The traditional techniques of cryptography consist in general of combining (according to operations such as addition or subtraction) the data of a source with values generated in a pseudo-random way and from an initialization key (encryption key). Simple possession of the key thus allows the complete decryption of the encrypted data, those that contain in substance the totality of the original information.
EP 1 011 269 A1 discloses a method for encryption of an information signal that can be applied in the case of fixed images. The method adds to an original signal that is not compressed a pseudo-random noise to obtain a new signal. The signal encrypted in this way is next compressed with the aid of standard, adequate algorithms, then transmitted. The key itself is transmitted, in a secure manner, to the future user of the encrypted signal. The authors indicate that such a method can be applied in the case of encoded images of the standard JPEG. No reference is made to the case of images encoded by wavelets. Moreover, possession of the key conditions decryption of the transmitted signal.

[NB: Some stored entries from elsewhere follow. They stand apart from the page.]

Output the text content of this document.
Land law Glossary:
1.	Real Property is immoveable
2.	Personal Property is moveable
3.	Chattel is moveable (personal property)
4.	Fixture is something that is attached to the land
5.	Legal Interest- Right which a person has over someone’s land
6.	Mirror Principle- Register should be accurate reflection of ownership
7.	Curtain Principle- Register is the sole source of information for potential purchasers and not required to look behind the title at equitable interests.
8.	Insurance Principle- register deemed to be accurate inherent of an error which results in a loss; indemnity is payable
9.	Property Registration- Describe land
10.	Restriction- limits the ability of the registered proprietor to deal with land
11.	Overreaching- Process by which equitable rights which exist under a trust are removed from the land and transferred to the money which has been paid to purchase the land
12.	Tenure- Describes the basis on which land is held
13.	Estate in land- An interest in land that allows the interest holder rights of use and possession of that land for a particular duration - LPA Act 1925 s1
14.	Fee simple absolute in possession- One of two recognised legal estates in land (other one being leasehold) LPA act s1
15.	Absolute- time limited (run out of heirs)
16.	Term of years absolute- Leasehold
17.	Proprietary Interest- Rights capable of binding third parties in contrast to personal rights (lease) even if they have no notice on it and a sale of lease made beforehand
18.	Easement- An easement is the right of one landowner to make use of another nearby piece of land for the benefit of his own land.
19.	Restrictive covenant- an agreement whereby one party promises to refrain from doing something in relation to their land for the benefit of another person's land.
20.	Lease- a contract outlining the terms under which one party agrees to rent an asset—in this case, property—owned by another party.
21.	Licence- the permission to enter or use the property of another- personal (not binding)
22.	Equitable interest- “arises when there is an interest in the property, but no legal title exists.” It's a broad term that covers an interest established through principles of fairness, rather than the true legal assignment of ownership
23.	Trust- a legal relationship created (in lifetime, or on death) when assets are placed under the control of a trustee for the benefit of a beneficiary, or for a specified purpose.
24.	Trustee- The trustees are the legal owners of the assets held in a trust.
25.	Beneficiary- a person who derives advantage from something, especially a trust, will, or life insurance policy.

EP 0 920 209 A1 discloses two processes of scrambling as well as their associated descrambling procedures to protect video data encoded according to standard MPEG-2. These processes act on at least a block of DC and AC coefficients resulting from the transformation DCT and for at least an image intra I. According to the first procedure, collection of coefficients AC of at least a block of coefficients (DC, AC) of at least an image I, undergo a permutation of order R. The associated descrambling procedure consists of transmitting the parameter R to execute the inverse and rebuild the original MPEG-2 stream. The collection of original data is therefore always present in the protected stream. According to the second procedure, coefficient DC of at least a block of coefficients (DC, AC) of at least an image I, is recalculated with the aid of an action command that could be random. Nevertheless, for the descrambling, all the data of the reconstitution of the aforementioned original stream (the order R, the original coefficients DC encrypted with the aid of a key), in such a way that all the data that constitute it are comprised in the protected MPEG-2 stream and dispatched together and through the same route, the protected MPEG-2 stream that contains the information for the reconstruction being the unique output data of the scrambling process. Consequently, this former method does not satisfy the criteria of high security.
Another reference is Zing W et al., published in the ACM Multimedia Proceedings of the International Conference on Oct. 1999 and titled “Efficient Frequency Domain Video Scrambling for Content Access Control.” That article discloses a method to protect the numerical data that encode multimedia content. The method is based on a collection of three basic pseudo-random operations (bit inversion, permutation and rotation of the block of coefficients) that can be combined and controlled by the encryption keys. The content collection resides in the protected stream and can be accessed by encryption keys that will be transmitted to authorized users. In this former method, collection of original data are present in the protected stream and access to the original content is completely conditioned upon possession, or not, of encryption keys. This former method thus does not solve the security problem.